The simple and verifiable historical truth is that Moorish Spain was more often a land of turmoil than it was of tranquility. … Tolerance? Ask the Jews of Granada who were massacred in 1066, or the Christians who were deported by the Almoravids to Morocco in 1126 (like the Moriscos five centuries later). … In the second half of the twentieth century a new agent of obfuscation makes its appearance: the guilt of the liberal conscience, which sees the evils of colonialism — assumed rather than demonstrated — foreshadowed in the Christian conquest of al-Andalus and the persecution of the Moriscos (but not, oddly, in the Moorish conquest and colonization). Stir the mix well and issue it free to credulous academics and media persons throughout the Western world. Then pour it generously over the truth … in the cultural conditions that prevail in the West today, the past has to be marketed, and to be successfully marketed, it has to be attractively packaged. Medieval Spain in a state of nature lacks wide appeal. Self-indulgent fantasies of glamour … do wonders for sharpening its image. But Moorish Spain was not a tolerant and enlightened society even in its most cultivated epoch.

Serge Trifkovic also has a general take-down of the overblown account of the accomplishments and comity of the Islamic Golden Age in his FrontPage article, The Golden Age of Islam is a Myth.

And now we have Emmet Scott, in a soon to be released study, Mohammed & Charlemagne Revisited: An Introduction to the History of a Controversy, advancing the thesis that Rather than preserving the Classical heritage, the expanding Islamic empire destroyed it and brought about the Dark Ages.

Armed with new archaeological evidence, Scott makes the compelling case, originally put forward in 1920 by Henri Pirenne, a Belgian historian, that Classical civilization did not collapse after the fall of the Roman empire but was gradually attrited by the onslaught of Arab armies and raiders. The Islamic Golden Age came close to permanently destroying the classical humanistic culture of the West.

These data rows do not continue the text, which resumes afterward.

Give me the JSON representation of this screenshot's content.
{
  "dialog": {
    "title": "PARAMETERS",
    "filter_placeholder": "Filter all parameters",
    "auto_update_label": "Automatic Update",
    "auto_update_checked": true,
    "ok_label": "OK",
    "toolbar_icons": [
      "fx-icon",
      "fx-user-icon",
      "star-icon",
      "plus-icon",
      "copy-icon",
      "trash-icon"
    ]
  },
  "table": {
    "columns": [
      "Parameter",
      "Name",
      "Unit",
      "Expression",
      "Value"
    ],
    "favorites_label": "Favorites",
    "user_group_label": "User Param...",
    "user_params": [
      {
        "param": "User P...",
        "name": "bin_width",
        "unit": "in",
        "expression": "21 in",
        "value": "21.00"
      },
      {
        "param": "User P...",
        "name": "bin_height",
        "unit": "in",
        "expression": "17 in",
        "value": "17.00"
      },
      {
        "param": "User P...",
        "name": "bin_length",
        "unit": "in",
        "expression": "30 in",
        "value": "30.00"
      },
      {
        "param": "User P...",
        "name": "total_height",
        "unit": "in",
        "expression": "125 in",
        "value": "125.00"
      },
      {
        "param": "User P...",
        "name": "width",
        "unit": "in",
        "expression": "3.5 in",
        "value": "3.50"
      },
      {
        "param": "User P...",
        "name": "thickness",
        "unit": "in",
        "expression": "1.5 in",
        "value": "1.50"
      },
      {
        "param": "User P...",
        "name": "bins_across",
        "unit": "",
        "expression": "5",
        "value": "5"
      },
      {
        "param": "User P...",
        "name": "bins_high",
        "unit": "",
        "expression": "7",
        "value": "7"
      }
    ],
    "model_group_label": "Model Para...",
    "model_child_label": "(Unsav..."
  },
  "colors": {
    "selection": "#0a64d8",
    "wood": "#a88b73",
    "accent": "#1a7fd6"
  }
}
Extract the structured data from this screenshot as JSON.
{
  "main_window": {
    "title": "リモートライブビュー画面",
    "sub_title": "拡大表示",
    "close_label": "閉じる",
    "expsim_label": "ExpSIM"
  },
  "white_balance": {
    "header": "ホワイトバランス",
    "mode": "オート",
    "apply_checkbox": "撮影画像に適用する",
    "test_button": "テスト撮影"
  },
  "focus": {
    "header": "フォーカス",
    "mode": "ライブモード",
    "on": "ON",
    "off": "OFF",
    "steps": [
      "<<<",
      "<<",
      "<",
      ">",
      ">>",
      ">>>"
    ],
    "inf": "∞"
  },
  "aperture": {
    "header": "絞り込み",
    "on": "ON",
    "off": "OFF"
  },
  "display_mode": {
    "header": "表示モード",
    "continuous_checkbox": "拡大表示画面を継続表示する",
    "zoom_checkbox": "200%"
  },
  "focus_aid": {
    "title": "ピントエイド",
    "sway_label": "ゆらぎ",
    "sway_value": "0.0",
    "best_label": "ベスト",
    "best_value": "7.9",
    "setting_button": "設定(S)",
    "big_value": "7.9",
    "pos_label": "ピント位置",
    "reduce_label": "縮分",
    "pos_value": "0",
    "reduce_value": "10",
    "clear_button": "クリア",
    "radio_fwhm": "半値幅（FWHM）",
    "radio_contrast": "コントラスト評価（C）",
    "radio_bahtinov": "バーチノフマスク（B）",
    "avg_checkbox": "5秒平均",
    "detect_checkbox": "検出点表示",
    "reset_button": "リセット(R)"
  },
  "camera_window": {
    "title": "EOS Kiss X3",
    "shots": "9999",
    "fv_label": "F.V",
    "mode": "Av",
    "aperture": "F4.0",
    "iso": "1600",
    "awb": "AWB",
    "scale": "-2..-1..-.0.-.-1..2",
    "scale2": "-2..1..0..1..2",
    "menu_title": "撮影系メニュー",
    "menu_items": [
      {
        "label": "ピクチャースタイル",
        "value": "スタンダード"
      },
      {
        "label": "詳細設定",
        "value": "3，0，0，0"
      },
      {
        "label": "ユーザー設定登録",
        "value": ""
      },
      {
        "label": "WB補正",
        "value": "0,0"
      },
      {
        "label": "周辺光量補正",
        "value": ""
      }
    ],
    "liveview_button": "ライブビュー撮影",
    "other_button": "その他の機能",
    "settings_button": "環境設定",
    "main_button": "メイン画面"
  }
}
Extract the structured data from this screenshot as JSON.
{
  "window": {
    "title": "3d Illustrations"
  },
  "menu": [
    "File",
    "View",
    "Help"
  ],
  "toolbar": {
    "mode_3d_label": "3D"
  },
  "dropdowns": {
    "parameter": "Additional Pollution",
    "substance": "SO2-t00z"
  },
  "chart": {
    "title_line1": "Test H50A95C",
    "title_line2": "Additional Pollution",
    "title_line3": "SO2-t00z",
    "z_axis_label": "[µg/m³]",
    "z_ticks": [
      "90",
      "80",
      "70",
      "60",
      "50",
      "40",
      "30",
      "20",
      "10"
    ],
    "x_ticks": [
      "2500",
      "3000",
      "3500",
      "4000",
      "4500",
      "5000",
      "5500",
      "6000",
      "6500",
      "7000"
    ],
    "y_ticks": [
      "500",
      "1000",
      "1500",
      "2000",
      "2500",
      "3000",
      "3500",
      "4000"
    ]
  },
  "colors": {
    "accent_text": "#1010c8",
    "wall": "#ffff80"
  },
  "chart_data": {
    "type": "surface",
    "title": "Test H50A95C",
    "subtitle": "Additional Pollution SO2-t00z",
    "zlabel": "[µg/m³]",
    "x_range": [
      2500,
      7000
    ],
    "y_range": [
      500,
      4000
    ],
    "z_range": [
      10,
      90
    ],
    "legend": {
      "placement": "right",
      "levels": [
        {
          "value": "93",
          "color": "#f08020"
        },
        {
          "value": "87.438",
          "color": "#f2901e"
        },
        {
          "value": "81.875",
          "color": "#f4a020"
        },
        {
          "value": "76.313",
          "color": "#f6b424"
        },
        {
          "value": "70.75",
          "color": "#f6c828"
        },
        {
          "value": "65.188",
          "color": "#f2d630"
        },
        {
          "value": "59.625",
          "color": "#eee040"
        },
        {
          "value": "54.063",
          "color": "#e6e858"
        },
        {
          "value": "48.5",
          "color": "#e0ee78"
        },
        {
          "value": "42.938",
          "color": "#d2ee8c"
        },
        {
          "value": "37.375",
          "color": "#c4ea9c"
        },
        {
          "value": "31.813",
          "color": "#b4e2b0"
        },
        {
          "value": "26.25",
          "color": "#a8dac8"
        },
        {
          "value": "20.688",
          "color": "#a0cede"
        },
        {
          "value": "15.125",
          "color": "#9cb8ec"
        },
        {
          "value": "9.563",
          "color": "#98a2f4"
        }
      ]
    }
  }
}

Hanson has pointed out the factual errors in Obama’s paean to Islam’s Golden Age. Andrew Bostom has skewered the myth that Cordoba was a model of ecumenism Trikovic has shown that the continuation of learning, science, technology of the “Golden age of Islam” prospered in spite of Islam and not because of Islam and now we have Emmet Scott skewering the myth that the Golden Age of Islam saved Classical humanistic Western culture. What is next? The glory of Sharia?